Cyclooxygenase-2 (COX-2) plays a critical role in the synthesis of eicosanoids that contribute to inflammation and cancer. It is a highly validated target for the treatment of acute and chronic inflammation, cancer prevention, and adjuvant cancer therapy. The side effect profiles of non- steroidal anti-inflammatory drugs (NSAIDs) and COX-2-selective inhibitors have reduced their use in therapeutic applications. However, the availability of new clinical data suggest a more complex approach to therapy be adopted that takes into account risk and potential benefit. The structure of COX-2 makes it an ideal candidate for targeting, either for therapy or for imaging. Proof-of-concept experiments are described that demonstrate COX-2-targeted fluorescent imaging agents are useful for the detection of inflammatory and premalignant lesions. The results suggest novel strategies to exploit COX-2 for detection and treatment of a range of inflammation-related diseases.
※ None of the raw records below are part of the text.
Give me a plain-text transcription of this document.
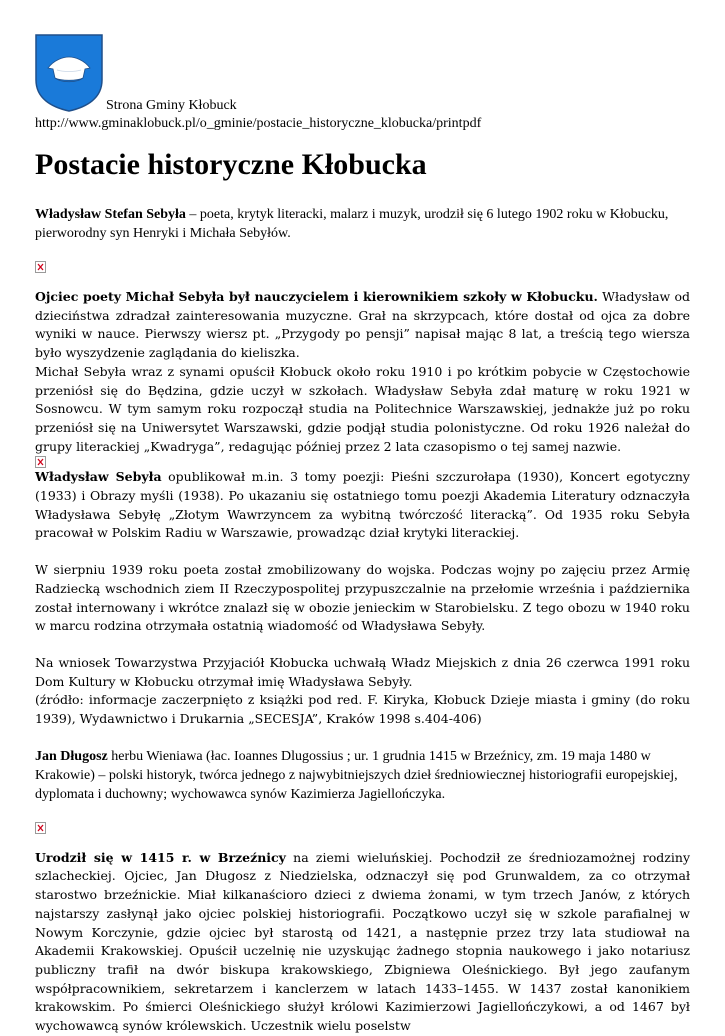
Strona Gminy Kłobuck
http://www.gminaklobuck.pl/o_gminie/postacie_historyczne_klobucka/printpdf
Postacie historyczne Kłobucka

Władysław Stefan Sebyła – poeta, krytyk literacki, malarz i muzyk, urodził się 6 lutego 1902 roku w Kłobucku, pierworodny syn Henryki i Michała Sebyłów.

Ojciec poety Michał Sebyła był nauczycielem i kierownikiem szkoły w Kłobucku. Władysław od dzieciństwa zdradzał zainteresowania muzyczne. Grał na skrzypcach, które dostał od ojca za dobre wyniki w nauce. Pierwszy wiersz pt. „Przygody po pensji” napisał mając 8 lat, a treścią tego wiersza było wyszydzenie zaglądania do kieliszka.

Michał Sebyła wraz z synami opuścił Kłobuck około roku 1910 i po krótkim pobycie w Częstochowie przeniósł się do Będzina, gdzie uczył w szkołach. Władysław Sebyła zdał maturę w roku 1921 w Sosnowcu. W tym samym roku rozpoczął studia na Politechnice Warszawskiej, jednakże już po roku przeniósł się na Uniwersytet Warszawski, gdzie podjął studia polonistyczne. Od roku 1926 należał do grupy literackiej „Kwadryga”, redagując później przez 2 lata czasopismo o tej samej nazwie.

Władysław Sebyła opublikował m.in. 3 tomy poezji: Pieśni szczurołapa (1930), Koncert egotyczny (1933) i Obrazy myśli (1938). Po ukazaniu się ostatniego tomu poezji Akademia Literatury odznaczyła Władysława Sebyłę „Złotym Wawrzyncem za wybitną twórczość literacką”. Od 1935 roku Sebyła pracował w Polskim Radiu w Warszawie, prowadząc dział krytyki literackiej.

W sierpniu 1939 roku poeta został zmobilizowany do wojska. Podczas wojny po zajęciu przez Armię Radziecką wschodnich ziem II Rzeczypospolitej przypuszczalnie na przełomie września i października został internowany i wkrótce znalazł się w obozie jenieckim w Starobielsku. Z tego obozu w 1940 roku w marcu rodzina otrzymała ostatnią wiadomość od Władysława Sebyły.

Na wniosek Towarzystwa Przyjaciół Kłobucka uchwałą Władz Miejskich z dnia 26 czerwca 1991 roku Dom Kultury w Kłobucku otrzymał imię Władysława Sebyły.

(źródło: informacje zaczerpnięto z książki pod red. F. Kiryka, Kłobuck Dzieje miasta i gminy (do roku 1939), Wydawnictwo i Drukarnia „SECESJA”, Kraków 1998 s.404-406)

Jan Długosz herbu Wieniawa (łac. Ioannes Dlugossius ; ur. 1 grudnia 1415 w Brzeźnicy, zm. 19 maja 1480 w Krakowie) – polski historyk, twórca jednego z najwybitniejszych dzieł średniowiecznej historiografii europejskiej, dyplomata i duchowny; wychowawca synów Kazimierza Jagiellończyka.

Urodził się w 1415 r. w Brzeźnicy na ziemi wieluńskiej. Pochodził ze średniozamożnej rodziny szlacheckiej. Ojciec, Jan Długosz z Niedzielska, odznaczył się pod Grunwaldem, za co otrzymał starostwo brzeźnickie. Miał kilkanaściorо dzieci z dwiema żonami, w tym trzech Janów, z których najstarszy zasłynął jako ojciec polskiej historiografii. Początkowo uczył się w szkole parafialnej w Nowym Korczynie, gdzie ojciec był starostą od 1421, a następnie przez trzy lata studiował na Akademii Krakowskiej. Opuścił uczelnię nie uzyskując żadnego stopnia naukowego i jako notariusz publiczny trafił na dwór biskupa krakowskiego, Zbigniewa Oleśnickiego. Był jego zaufanym współpracownikiem, sekretarzem i kanclerzem w latach 1433–1455. W 1437 został kanonikiem krakowskim. Po śmierci Oleśnickiego służył królowi Kazimierzowi Jagiellończykowi, a od 1467 był wychowawcą synów królewskich. Uczestnik wielu poselstw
140. Nitric oxide-based drug development

Larry Keefer(1), [email protected], Building 538, Room 205F, NCI-Frederick, Frederick MD 21702, United States . (1) National Cancer Institute, United States

Nitric oxide (NO) is a central player in the inflammatory process. To investigate its many roles in normal as well as pathophysiology, caged NO donors of the diazeniumdiolate class (also known as NONOates) have come into wide use as research tools, offering a range of reliable half-lives from 2 seconds to 20 hours for spontaneously generating authentic NO into aqueous media at physiological temperature and pH. Current work is aimed at exploring the utility of this caged NO chemistry in designing improved drugs and biomedical devices. My presentation will highlight a selection of recent advances in this area.